G1  Risico en verzekeren
1.1 Het verschil tussen risico als een inschatting van mogelijke gebeurtenissen (kans) en risico als verwacht schadebedrag (in euro’s).
1.2 Hoe de beslissing van een partij om zich wel of niet te verzekeren afhangt van
  • de mate van risico-aversie;
  • de afweging tussen (financiële) kosten & (financiële) opbrengsten van een verzekering;
  • de eigen beschikbare financiële middelen om eventuele risico’s af te dekken.
1.3 Solidariteit bij verzekeren en op welke wijze er sprake is van solidariteit die risico’s kan verkleinen.
1.4 Een afweging kunnen maken tussen al dan niet afsluiten van een verzekering in de relatie tot de hoogte van een eigen risico (in euro’s) en/of premiekorting.
G2  Asymmetrische informatie:
2.1 Dat asymmetrische informatie leidt tot averechtse selectie en moral hazard.
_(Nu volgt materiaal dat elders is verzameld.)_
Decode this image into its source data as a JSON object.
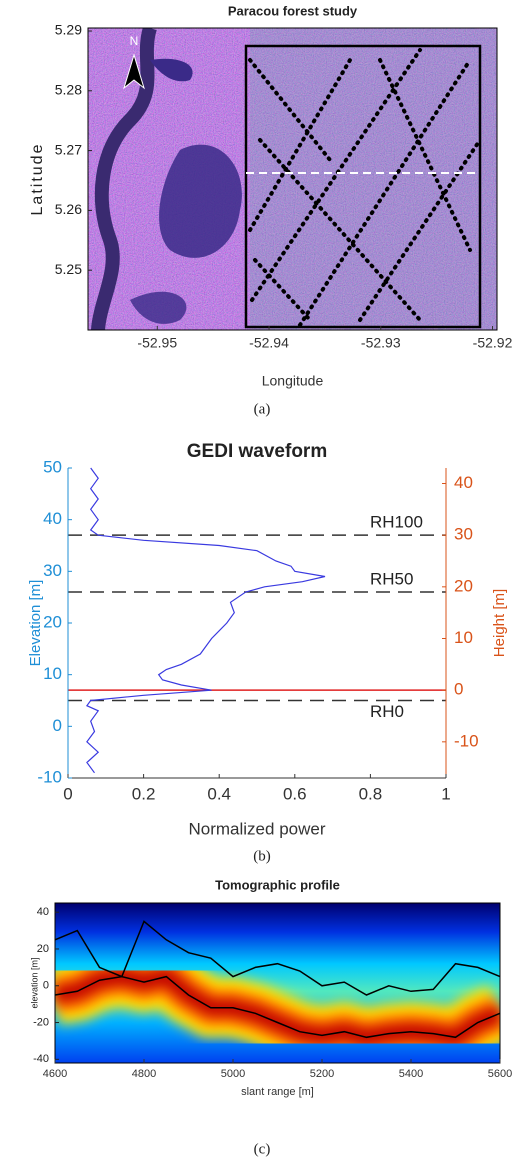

2.2 Averechtse selectie en middelen om dit te beperken: verplichte solidariteit, het verplicht voorschrijven van een verzekering, het instellen van een collectieve verzekering.
2.3 Moral hazard en middelen om dit te beperken: eigen risico, bonusmalussysteem, premiedifferentiatie.
G3  Risico en rente
3.1 Dat rente zowel een vergoeding is op het uitstellen van consumptie (domein E) als voor het lopen van inflatierisico (domein I) en risico van wanbetaling.
3.2 Onderpand en waarom onderpand het risico voor de kredietgever kan verminderen.